Sunday, January 10, 2010

Pronouns-a primer

A large struggle among friends and family of someone who is transitioning is changing the way we address the trans person. I’ve already discussed the matter of name change, but now let us talk about pronouns.

Gender has a huge role in how we speak. More so in other languages and cultures (such as those that are Hispanic) however everything from “Dude, bro, hon, and lady” on top of proper he/she, his/hers ect.

One of the most affirming things you can do when a person comes out as transgender/transsexual is use the pronouns of their true inner gender. However this can often be one of the most difficult steps for friends and family. Especially the spouse.

When Cynthia first stated the need to start transition, it was a multi step process. It is after all very very scary to admit! She first said that she only wanted to go part time, and felt herself androgynous. Which is often identified as somewhere between the two genders.

For me, when referring to someone who identified as androgynous; it didn’t feel right to use either female or male pronouns. (and a number of androgynous people prefer gender neutral pronouns) I started the process of taking gender out of my speech all together because it was quickly getting confusing! There are a large number of gender neutral pronouns. You can find most of the one’s I’ve heard of on this wiki. I like the Spivak set myself but even still it feels uncomfortable for me personally as it leaves many things out that I normally use.
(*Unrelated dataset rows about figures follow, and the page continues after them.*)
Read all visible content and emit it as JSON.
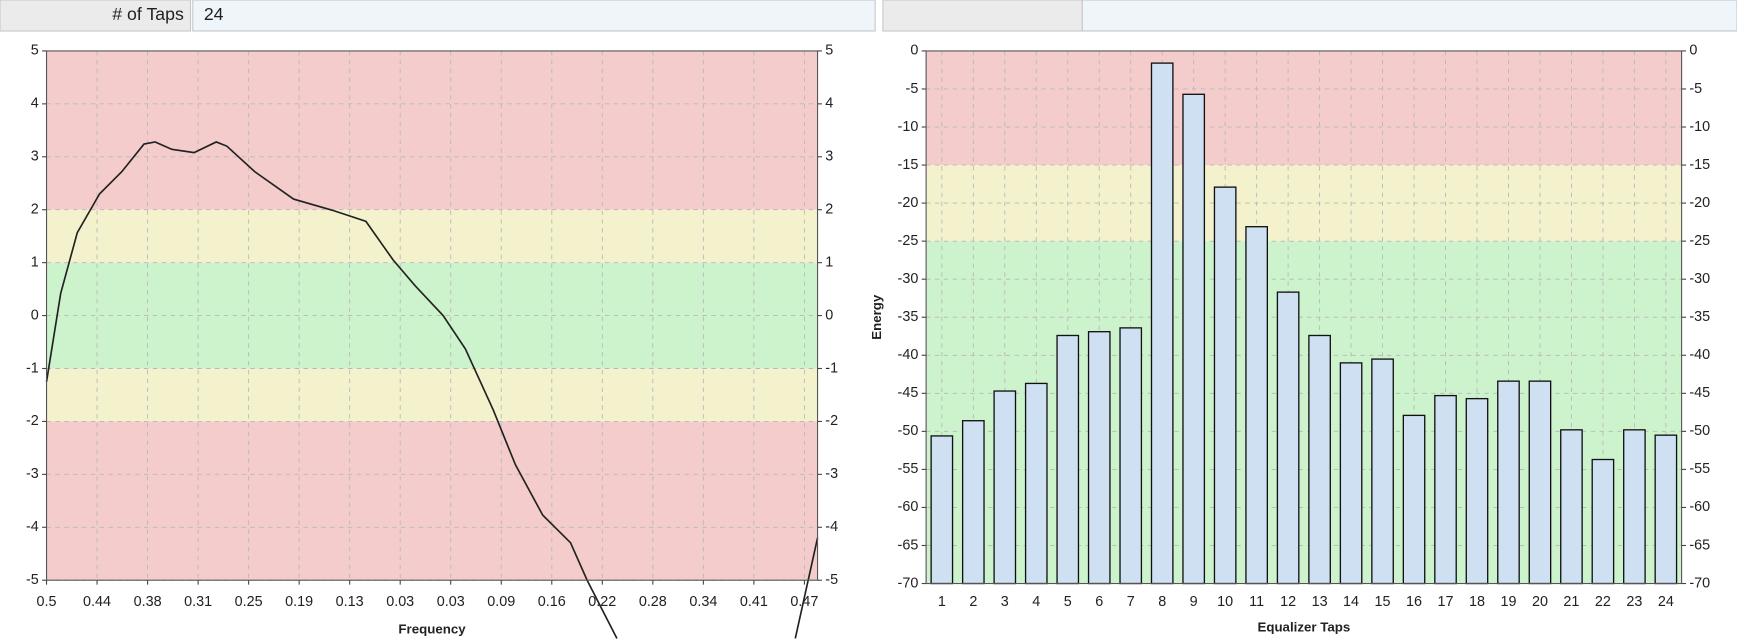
{
  "header": {
    "label": "# of Taps",
    "value": "24"
  },
  "chart_data": [
    {
      "type": "line",
      "x_label": "Frequency",
      "x": [
        0,
        0.28,
        0.61,
        1.05,
        1.49,
        1.93,
        2.15,
        2.48,
        2.92,
        3.36,
        3.57,
        4.12,
        4.89,
        5.66,
        6.32,
        6.86,
        7.3,
        7.85,
        8.29,
        8.84,
        9.28,
        9.82,
        10.37,
        10.7,
        11.29,
        12,
        14.82,
        15.26
      ],
      "series": [
        {
          "color": "#222222",
          "values": [
            -1.25,
            0.42,
            1.57,
            2.3,
            2.72,
            3.24,
            3.28,
            3.14,
            3.08,
            3.28,
            3.2,
            2.72,
            2.2,
            1.99,
            1.78,
            1.05,
            0.56,
            0,
            -0.63,
            -1.78,
            -2.82,
            -3.77,
            -4.29,
            -5.0,
            -6.1,
            null,
            -6.1,
            -4.2
          ]
        }
      ],
      "xlim": [
        0,
        15.26
      ],
      "xticks": [
        {
          "value": 0,
          "label": "0.5"
        },
        {
          "value": 1,
          "label": "0.44"
        },
        {
          "value": 2,
          "label": "0.38"
        },
        {
          "value": 3,
          "label": "0.31"
        },
        {
          "value": 4,
          "label": "0.25"
        },
        {
          "value": 5,
          "label": "0.19"
        },
        {
          "value": 6,
          "label": "0.13"
        },
        {
          "value": 7,
          "label": "0.03"
        },
        {
          "value": 8,
          "label": "0.03"
        },
        {
          "value": 9,
          "label": "0.09"
        },
        {
          "value": 10,
          "label": "0.16"
        },
        {
          "value": 11,
          "label": "0.22"
        },
        {
          "value": 12,
          "label": "0.28"
        },
        {
          "value": 13,
          "label": "0.34"
        },
        {
          "value": 14,
          "label": "0.41"
        },
        {
          "value": 15,
          "label": "0.47"
        }
      ],
      "ylim": [
        -5,
        5
      ],
      "yticks": [
        5,
        4,
        3,
        2,
        1,
        0,
        -1,
        -2,
        -3,
        -4,
        -5
      ],
      "bands": [
        {
          "from": 2,
          "to": 5,
          "color": "#f4cccc"
        },
        {
          "from": 1,
          "to": 2,
          "color": "#f4f2cc"
        },
        {
          "from": -1,
          "to": 1,
          "color": "#cdf3cd"
        },
        {
          "from": -2,
          "to": -1,
          "color": "#f4f2cc"
        },
        {
          "from": -5,
          "to": -2,
          "color": "#f4cccc"
        }
      ],
      "grid": true
    },
    {
      "type": "bar",
      "x_label": "Equalizer Taps",
      "y_label": "Energy",
      "categories": [
        "1",
        "2",
        "3",
        "4",
        "5",
        "6",
        "7",
        "8",
        "9",
        "10",
        "11",
        "12",
        "13",
        "14",
        "15",
        "16",
        "17",
        "18",
        "19",
        "20",
        "21",
        "22",
        "23",
        "24"
      ],
      "values": [
        -50.6,
        -48.6,
        -44.7,
        -43.7,
        -37.4,
        -36.9,
        -36.4,
        -1.6,
        -5.7,
        -17.9,
        -23.1,
        -31.7,
        -37.4,
        -41,
        -40.5,
        -47.9,
        -45.3,
        -45.7,
        -43.4,
        -43.4,
        -49.8,
        -53.7,
        -49.8,
        -50.5
      ],
      "color": "#cfe0f3",
      "ylim": [
        -70,
        0
      ],
      "yticks": [
        0,
        -5,
        -10,
        -15,
        -20,
        -25,
        -30,
        -35,
        -40,
        -45,
        -50,
        -55,
        -60,
        -65,
        -70
      ],
      "bands": [
        {
          "from": -15,
          "to": 0,
          "color": "#f4cccc"
        },
        {
          "from": -25,
          "to": -15,
          "color": "#f4f2cc"
        },
        {
          "from": -70,
          "to": -25,
          "color": "#cdf3cd"
        }
      ],
      "grid": true
    }
  ]
}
I was never aware how gendered my love language was until Cynthia started transition. Around our house you can often hear “lover lady/lover man, silly man/silly woman” on and on. You get the picture. So I set about removing those from my language which left me feeling like something was missing.

The “stop” in androgyny didn’t last and Cynthia recognized herself to be transsexual. She wants/wanted to be fully respected as a woman. I found it much easier for me to pick up feminine pronouns! Almost joyous after I’d been letting so many things go unsaid because of their gender connotation.

Add on top of this that I am not out at my work about Cynthia’s transition. So at work I still talk about “my husband” and use “his” male name. If we’re out in public and Cynthia is dressed en homme (as a man) I need to use masculine pronoun set and name. If she’s out in public en femme (as a woman) then I need to use feminine pronoun set and name. It’s enough to make a person’s head spin! I do get it wrong. I am most definitely not perfect. It’s been a struggle, though the more I speak, type and think of her as female, the easier it becomes.

I think that was definitely the turning point for me. I started encouraging myself (not forcing myself.) to think feminine pronouns and name. Once it was comfortable in my own head it was much easier to flag her down across a store, “Cyndi!” convincingly and comfortably.

A number of spouses that I know report it being their biggest struggle. That they simply can not see their mate as woman (or man depending on which direction the trans spouse is going) and find creative ways to fully leave gender out of their speech. Everyone is different and comes to acceptance at different times, in different ways.

I stick to my original assertion though. The fastest way to show your true support is to use proper pronouns when talking to a trans person. I know that in this house there was a visible relaxation that took place when I started referring to Cynthia as she. The smile that followed was all I needed to know. After all, I wouldn’t want to tell someone I’m a woman, and have them insist I am a man. That would be beyond infuriating! What an insult that would be. No?